"... Não sei qual o ponto de vista do
leitor, mas, para mim, prefiro fazer uma distinção bem nítida, sem a qual não é
possível compreender racionalmente a questão: primeiro, a substância doutrinária do
Cristianismo; segundo, a história do Cristianismo, desde suas
origens até os dias de hoje, e, finalmente, a teologia dogmática que se
teceu à sua volta.
No meu entender, a substância do
Cristianismo está no ensinamento primitivo, original, incontaminado, do Cristo,
antes de qualquer interpolação ou deformação. Essa doutrina, evidentemente
trazida de muito alto, é um código de moral religiosa que não conhece tempo,
nem fronteiras, porque goza dos privilégios da universalidade cósmica. Ainda
que a maculem e a distorçam, ela renascerá, mais além, purificada e imortal.
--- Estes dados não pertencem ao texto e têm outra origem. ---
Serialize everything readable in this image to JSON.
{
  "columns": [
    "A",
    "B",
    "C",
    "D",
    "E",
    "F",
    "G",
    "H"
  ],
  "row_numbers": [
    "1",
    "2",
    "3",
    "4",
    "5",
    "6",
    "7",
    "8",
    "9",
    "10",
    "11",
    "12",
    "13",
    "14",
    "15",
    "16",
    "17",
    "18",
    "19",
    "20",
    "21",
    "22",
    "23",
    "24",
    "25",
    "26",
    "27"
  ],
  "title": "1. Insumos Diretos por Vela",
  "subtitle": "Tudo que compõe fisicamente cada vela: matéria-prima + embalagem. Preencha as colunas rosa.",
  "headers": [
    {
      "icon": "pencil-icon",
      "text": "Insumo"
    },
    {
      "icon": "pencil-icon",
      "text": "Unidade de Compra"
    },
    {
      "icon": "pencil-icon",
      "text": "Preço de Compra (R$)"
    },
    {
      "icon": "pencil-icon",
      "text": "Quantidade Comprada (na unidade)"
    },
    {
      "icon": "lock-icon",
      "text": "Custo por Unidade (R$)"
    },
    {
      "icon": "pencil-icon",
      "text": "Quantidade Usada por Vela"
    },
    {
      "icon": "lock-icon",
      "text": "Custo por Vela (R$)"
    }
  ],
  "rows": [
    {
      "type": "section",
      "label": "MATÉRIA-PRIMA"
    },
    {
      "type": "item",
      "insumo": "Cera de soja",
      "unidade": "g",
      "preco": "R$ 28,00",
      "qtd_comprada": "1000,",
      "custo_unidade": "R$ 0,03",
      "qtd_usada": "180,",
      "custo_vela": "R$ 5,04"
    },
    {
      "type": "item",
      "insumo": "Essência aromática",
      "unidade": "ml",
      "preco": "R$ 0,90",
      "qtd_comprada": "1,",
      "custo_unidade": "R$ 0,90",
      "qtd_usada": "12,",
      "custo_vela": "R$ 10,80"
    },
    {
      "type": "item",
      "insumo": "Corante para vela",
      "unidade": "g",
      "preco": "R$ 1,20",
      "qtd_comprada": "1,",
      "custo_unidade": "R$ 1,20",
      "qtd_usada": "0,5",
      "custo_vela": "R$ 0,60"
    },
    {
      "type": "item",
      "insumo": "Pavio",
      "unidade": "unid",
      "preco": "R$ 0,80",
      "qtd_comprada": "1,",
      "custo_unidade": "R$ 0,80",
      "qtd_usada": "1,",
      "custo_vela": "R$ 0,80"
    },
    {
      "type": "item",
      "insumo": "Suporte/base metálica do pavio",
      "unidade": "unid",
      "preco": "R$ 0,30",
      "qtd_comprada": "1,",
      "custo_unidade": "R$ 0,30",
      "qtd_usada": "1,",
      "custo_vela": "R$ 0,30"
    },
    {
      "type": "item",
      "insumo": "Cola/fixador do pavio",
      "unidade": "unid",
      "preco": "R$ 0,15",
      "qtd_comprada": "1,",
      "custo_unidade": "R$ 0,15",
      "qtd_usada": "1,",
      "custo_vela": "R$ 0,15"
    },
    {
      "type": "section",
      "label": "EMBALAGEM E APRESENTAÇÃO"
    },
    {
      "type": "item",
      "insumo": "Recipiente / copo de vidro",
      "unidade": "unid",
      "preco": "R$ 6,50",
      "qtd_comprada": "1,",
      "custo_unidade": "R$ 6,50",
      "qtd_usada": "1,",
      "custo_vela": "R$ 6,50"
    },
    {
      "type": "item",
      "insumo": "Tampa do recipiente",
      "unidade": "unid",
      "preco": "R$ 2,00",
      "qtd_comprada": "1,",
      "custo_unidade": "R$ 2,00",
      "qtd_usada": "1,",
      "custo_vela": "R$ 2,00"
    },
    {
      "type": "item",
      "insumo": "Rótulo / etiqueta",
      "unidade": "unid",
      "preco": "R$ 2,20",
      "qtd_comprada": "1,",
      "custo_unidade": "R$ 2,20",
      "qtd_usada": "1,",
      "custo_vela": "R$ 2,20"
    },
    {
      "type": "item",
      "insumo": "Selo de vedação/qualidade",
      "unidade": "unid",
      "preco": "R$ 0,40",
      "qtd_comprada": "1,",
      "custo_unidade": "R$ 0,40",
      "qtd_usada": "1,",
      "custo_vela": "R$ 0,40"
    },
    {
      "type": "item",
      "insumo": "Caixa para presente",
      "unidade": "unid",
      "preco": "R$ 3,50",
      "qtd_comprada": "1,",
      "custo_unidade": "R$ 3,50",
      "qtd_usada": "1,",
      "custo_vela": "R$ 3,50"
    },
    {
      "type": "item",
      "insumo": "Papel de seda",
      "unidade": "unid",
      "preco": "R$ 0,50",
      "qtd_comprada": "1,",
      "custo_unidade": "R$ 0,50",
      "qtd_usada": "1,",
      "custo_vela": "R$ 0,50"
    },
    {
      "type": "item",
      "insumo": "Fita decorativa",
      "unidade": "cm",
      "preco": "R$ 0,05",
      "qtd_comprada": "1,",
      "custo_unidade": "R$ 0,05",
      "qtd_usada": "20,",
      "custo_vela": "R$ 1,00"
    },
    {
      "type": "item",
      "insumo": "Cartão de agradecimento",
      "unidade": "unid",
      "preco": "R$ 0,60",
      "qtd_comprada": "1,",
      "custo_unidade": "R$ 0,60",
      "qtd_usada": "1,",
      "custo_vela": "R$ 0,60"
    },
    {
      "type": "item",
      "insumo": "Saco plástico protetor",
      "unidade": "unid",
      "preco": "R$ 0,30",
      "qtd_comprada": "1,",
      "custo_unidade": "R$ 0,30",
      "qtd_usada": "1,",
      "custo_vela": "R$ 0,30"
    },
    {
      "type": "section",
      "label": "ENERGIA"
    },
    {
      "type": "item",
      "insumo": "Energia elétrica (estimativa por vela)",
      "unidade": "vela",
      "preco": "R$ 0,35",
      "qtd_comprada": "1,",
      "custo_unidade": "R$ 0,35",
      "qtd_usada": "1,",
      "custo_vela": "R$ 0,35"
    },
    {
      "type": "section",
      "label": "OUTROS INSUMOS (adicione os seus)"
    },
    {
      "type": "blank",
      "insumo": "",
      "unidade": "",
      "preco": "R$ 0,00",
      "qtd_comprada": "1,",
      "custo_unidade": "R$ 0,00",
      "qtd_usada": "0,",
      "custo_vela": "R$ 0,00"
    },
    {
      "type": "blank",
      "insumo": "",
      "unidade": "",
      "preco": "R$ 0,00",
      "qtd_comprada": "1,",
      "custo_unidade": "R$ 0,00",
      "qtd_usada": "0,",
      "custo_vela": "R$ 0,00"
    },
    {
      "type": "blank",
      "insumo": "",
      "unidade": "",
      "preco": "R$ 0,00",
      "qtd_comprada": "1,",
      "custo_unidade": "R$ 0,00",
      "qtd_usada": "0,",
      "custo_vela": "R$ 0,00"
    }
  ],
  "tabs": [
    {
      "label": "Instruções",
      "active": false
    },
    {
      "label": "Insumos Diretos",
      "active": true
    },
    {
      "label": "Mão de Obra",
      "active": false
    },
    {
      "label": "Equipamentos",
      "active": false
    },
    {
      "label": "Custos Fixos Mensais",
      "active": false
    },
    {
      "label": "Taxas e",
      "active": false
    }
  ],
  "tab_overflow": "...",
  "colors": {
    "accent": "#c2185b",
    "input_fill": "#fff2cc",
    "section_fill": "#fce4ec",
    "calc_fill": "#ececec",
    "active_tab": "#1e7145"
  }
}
Quanto à historiografia, sabemos o
que seja: seu
objeto é a preservação ordenada de fatos ocorridos, verificados ou seguramente
inferíveis. Nela não há, portanto, espaço para a invencionice; no instante em
que descamba para a fantasia, vira romance. Aqueles que bordaram ficções em
torno da história do Cristianismo, prestaram um desserviço de lamentáveis e
trágicas consequências à Humanidade.
Já a teologia dogmática, que
se emaranhou em torno do Cristianismo primitivo, acabou por, sufocar, com suas
bizantinices, a pregação singela do Cristo. Os conceitos fundamentais ensinados
pelo Mestre não precisavam e jamais precisarão das escoras artificiais do
dogmatismo teológico. Para se praticar a doutrina do amor ao próximo e de
obediência consciente às leis divinas, não é necessário dissecar a Suma Teológica, nem consumir a
existência e repassar toneladas de alfarrábios que se escreveram sobre coisas
tão simples e evidentes. Claro que não podemos, em nossa limitação biológica e
espiritual, compreender
toda a ideia da infinita grandeza e perfeição de Deus. Para que, então, prender
o corpo físico à sombra empoeirada das bibliotecas, quando lá fora há tanto que
fazer em favor do próximo? Teria Francisco de Assis desempenhado sua missão se,
em lugar de sair pelo mundo exemplificando sua doutrina de amor, ficasse a
estudar dogmas antigos e
inventar novos?
É evidente que poucos podem
ombrear-se com o homem de Assis, como também é verdade que o estudo e a
interpretação correta dos ensinos do passado é condição necessária ao progresso
futuro; o que não se pode é permitir que o acessório, o secundário que se
contém no estudo teórico da doutrina, sufoque, aniquile o que tem ela de
essencial. A
doutrina pode perfeitamente sobreviver e produzir até melhores frutos sem a teologia dogmática, enquanto que esta sem aquela é mera especulação
filosófica, ainda que erudita. Não é, porém, a erudição que leva os espíritos
para Deus - é a prática de uns poucos preceitos morais ao alcance do mais
simplório dos analfabetos. Se, conforme o simbolismo evangélico, é difícil ao
rico chegar ao Céu, não é impossível ao erudito subir para Deus, desde que sua
erudição - serva e não senhora - seja subordinada à moral doutrinária."...
Trecho do artigo 'Lendo e Comentando' de Hermínio Miranda
publicado em Maio 1963 pela revista 'Reformador' (FEB).